Previous studies have demonstrated increased risk for severe COVID-19 among older individuals,31 which is consistent with other respiratory viruses, like influenza and respiratory syncytial virus.5153 In our analysis, age had a strong inverse association with any SARS-CoV-2 infection and COVID-19, with the strongest inverse association among those with the highest workplace exposure risk. These findings likely reflect stricter adherence to social distancing and masking and lower social activity by older participants. This association was not seen with severe COVID-19, suggesting that a lower rate of infection due to behavioral adjustment obscured a truly higher rate of severe disease in older adults as was seen in our ad hoc analysis of severe disease rates restricted to participants with COVID-19.

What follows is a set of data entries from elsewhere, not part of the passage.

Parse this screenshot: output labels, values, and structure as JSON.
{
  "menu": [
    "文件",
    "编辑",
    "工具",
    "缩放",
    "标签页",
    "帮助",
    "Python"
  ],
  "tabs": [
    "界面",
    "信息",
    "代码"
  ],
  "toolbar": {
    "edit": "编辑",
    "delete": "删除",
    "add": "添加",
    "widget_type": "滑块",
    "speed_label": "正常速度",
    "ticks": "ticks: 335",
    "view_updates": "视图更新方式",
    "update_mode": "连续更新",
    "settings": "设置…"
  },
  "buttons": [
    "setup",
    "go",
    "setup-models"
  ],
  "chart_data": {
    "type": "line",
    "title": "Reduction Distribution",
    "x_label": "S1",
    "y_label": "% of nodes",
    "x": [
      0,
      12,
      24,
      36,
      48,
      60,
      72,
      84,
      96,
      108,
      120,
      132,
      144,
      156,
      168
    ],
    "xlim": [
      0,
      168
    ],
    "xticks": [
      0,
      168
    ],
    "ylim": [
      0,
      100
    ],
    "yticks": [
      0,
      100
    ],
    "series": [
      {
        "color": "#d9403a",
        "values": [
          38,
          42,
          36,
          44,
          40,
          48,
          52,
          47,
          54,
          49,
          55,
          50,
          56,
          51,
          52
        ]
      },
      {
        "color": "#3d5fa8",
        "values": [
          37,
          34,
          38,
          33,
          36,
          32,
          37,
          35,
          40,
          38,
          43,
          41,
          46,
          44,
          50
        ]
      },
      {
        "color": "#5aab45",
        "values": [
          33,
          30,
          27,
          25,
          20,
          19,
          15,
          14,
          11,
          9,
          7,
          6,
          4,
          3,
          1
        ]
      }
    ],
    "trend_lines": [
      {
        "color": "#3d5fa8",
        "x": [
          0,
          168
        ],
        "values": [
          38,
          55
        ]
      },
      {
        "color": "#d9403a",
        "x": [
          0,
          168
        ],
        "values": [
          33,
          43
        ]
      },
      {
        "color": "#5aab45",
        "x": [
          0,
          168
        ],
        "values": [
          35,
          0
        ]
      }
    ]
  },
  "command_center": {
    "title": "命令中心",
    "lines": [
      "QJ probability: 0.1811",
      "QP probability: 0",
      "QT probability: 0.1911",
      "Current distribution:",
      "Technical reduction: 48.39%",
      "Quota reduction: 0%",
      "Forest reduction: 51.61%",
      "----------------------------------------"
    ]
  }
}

In contrast to other reports that have shaped Centers for Disease Control and Prevention and WHO guidelines for prevention and treatment,5,18,21 in this study, specific comorbidities did not drive COVID-19 rates. Rather, we found inverse associations for COVID-19 with smoking and hypertension. Previous studies of the association of smoking with COVID-19 outcomes have yielded conflicting results, while hypertension emerged as a perceived risk factor for COVID-19 early in the pandemic, potentially influencing the behavior of study participants. As these associations did not persist when assessing COVID-19 risk only among participants with SARS-CoV-2 infection, their link with COVID-19 outcomes remains unclear. Regarding severe COVID-19, diabetes was the sole comorbidity associated with an increased rate; although we did find that having at least 2 comorbidities was associated with a 40% increased rate of severe disease. Overall, our data suggest preexisting immunity, demographics and exposure risks were the strongest variables associated with disease rates.

Limitations

This study has some limitations. It is unclear how infection with specific variants (eg, Omicron) not captured in our study or vaccination would moderate identified risk factors. There were also differences in the severe COVID-19 definition for each trial, warranting additional study of the severe cases within this cohort. The relatively short follow-up time limits understanding of the durability of associations. Any infection and subclinical infection analyses were limited by lack of frequent molecular or anti-N testing, and emerging evidence of variable N antibody responses.54 Differentiation between symptomatic and subclinical infection depended on self-report, which may vary by demographics. In addition, although our analyses considered aggregated study- and region-specific associations of the risk factors, there could still be heterogeneity across the trials (eg, percentage of participants with smoking history) that was not adequately accounted for in the final multivariate models. Furthermore, ascertainment of comorbidities also relied on self-report, excepting obesity, which was measured by BMI. Variable access to health care among participants may have limited self-awareness of comorbid conditions. These considerations suggest a role for individualized risk stratification.

Conclusions

In this secondary cross-protocol analysis, we conducted a detailed assessment of variables associated with rates of COVID-19, severe disease, any SARS-CoV-2 infection, and subclinical SARS-CoV-2 infection obtained systematically from the largest clinical trial cohort enrolled in diverse regions of the world with follow-up spanning multiple waves of the pandemic. Results offer generalizable and precise identification of risk factors and may inform future vaccination policy as SARS-CoV-2 becomes endemic to human populations. Results may also help identify populations at risk in the setting of potential future pandemics.